Brancaleone e il borgo abbandonato di Vetus (VIDEO)

Brancaleone Vetus (RC) sorge su una collina d’Arenaria a circa 3,5km dalla costa e a 310mt s.l.m., l’antico abitato domina la cittadina costiera un tempo conosciuta come “la città del gelsomini” per lo sviluppo di pratiche agricole dedite alla coltura e trasformazione di questo fiore per l’industria profumiera, un sogno che svanì poi agli inizi degli anni ’60 quando l’industria chimica riuscì a sostituire l’essenza di questo pregiatissimo fiore. Oggi viene conosciuta come “città delle tartarughe marine” grazie alla presenza di numerose tartarughe della specie Caretta caretta che ogni anno nidificano sul tratto di spiaggia compreso tra Palizzi e Bruzzano Zeffirio. A testimoniare l’impegno alla tutela di questi animali, qualche anno fa è sorto un Centro di Recupero che si occupa di curare ed rimettere in libertà queste straordinarie testugini ed un’associazione denominata Calabria Caretta Conservation che si occupa della tutela e del monitoraggio delle tartarughe della specie Caretta caretta e della gestione del Museo del Mare di Brancaleone.

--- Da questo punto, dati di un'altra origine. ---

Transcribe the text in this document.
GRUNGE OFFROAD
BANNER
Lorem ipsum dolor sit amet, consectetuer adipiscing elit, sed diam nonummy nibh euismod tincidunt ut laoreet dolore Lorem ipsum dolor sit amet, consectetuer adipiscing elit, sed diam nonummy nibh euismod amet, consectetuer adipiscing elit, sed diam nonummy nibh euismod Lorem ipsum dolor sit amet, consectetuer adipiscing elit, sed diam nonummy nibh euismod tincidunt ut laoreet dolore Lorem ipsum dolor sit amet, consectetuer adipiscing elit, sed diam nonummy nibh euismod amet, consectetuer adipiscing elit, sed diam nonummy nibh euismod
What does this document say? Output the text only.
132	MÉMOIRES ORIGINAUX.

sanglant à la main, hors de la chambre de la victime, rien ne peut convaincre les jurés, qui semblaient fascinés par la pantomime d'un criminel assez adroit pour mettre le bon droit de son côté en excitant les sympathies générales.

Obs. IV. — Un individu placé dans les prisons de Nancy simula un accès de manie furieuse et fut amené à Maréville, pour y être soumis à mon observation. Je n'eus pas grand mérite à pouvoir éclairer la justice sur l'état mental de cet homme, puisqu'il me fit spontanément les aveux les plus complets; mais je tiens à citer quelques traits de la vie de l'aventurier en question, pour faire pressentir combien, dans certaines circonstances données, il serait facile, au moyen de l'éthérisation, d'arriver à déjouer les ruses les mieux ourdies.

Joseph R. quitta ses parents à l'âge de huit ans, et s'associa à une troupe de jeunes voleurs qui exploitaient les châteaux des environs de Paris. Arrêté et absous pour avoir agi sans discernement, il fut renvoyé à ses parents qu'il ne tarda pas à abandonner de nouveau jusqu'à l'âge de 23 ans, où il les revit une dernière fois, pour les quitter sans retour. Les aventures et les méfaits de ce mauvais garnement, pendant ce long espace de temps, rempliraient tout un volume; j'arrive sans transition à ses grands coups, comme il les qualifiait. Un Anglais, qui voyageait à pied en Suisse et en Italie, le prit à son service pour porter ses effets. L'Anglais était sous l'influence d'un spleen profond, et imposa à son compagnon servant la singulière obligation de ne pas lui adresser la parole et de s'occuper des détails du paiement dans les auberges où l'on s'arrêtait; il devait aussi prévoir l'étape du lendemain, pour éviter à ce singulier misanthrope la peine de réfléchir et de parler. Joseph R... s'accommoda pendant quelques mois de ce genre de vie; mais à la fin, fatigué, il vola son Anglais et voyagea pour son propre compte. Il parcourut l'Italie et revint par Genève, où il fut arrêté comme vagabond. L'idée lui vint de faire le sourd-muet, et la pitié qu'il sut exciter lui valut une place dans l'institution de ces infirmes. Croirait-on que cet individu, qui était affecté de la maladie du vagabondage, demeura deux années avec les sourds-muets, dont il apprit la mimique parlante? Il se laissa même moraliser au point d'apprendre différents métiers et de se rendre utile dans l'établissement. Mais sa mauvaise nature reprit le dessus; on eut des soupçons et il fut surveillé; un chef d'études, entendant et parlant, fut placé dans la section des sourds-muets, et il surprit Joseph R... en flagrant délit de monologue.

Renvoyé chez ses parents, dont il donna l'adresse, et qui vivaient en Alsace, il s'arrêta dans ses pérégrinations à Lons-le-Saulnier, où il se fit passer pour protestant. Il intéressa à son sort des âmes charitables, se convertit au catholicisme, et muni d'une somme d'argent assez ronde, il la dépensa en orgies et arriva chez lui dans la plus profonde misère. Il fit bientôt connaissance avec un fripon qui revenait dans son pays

Le origini dell’insediamento

Le origini di Brancaleone risalgono tra il VI ed il VII secolo d. C. grazie ai trasferimenti dei monaci Greco-Bizantini, in fuga dall’oriente sotto l’incalzare della persecuzione Iconoclasta e musulmana. Secondo il Natoli (cronista e storico attendibile) l’attività economica e culturale dei monaci Basiliani contribuì in modo profondo ad arricchire la civiltà locale di nuovi elementi culturali provenienti dal mondo Greco-orientale. Ne derivarono forme nuove di civiltà nei costumi, nei riti religiosi, nella lingua, di straordinaria originalità, favorito dalla “grecanicità” locale il monachesimo, ebbe un notevole sviluppo; molti furono infatti conventi e chiese da loro costruiti ed i loro resti oggi, costituiscono un patrimonio di notevole valore storico ed archeologico. Questi religiosi orientali, in un primo momento si adattavano ad abitare in delle grotte naturali oppure scavate per non essere preda delle scorrerie saracene, successivamente nel periodo dei Normanni intorno al XI e XII secolo, costruivano e dimoravano nei monasteri, costruiti con estrema sapienza maestria nell’uso dei materiali.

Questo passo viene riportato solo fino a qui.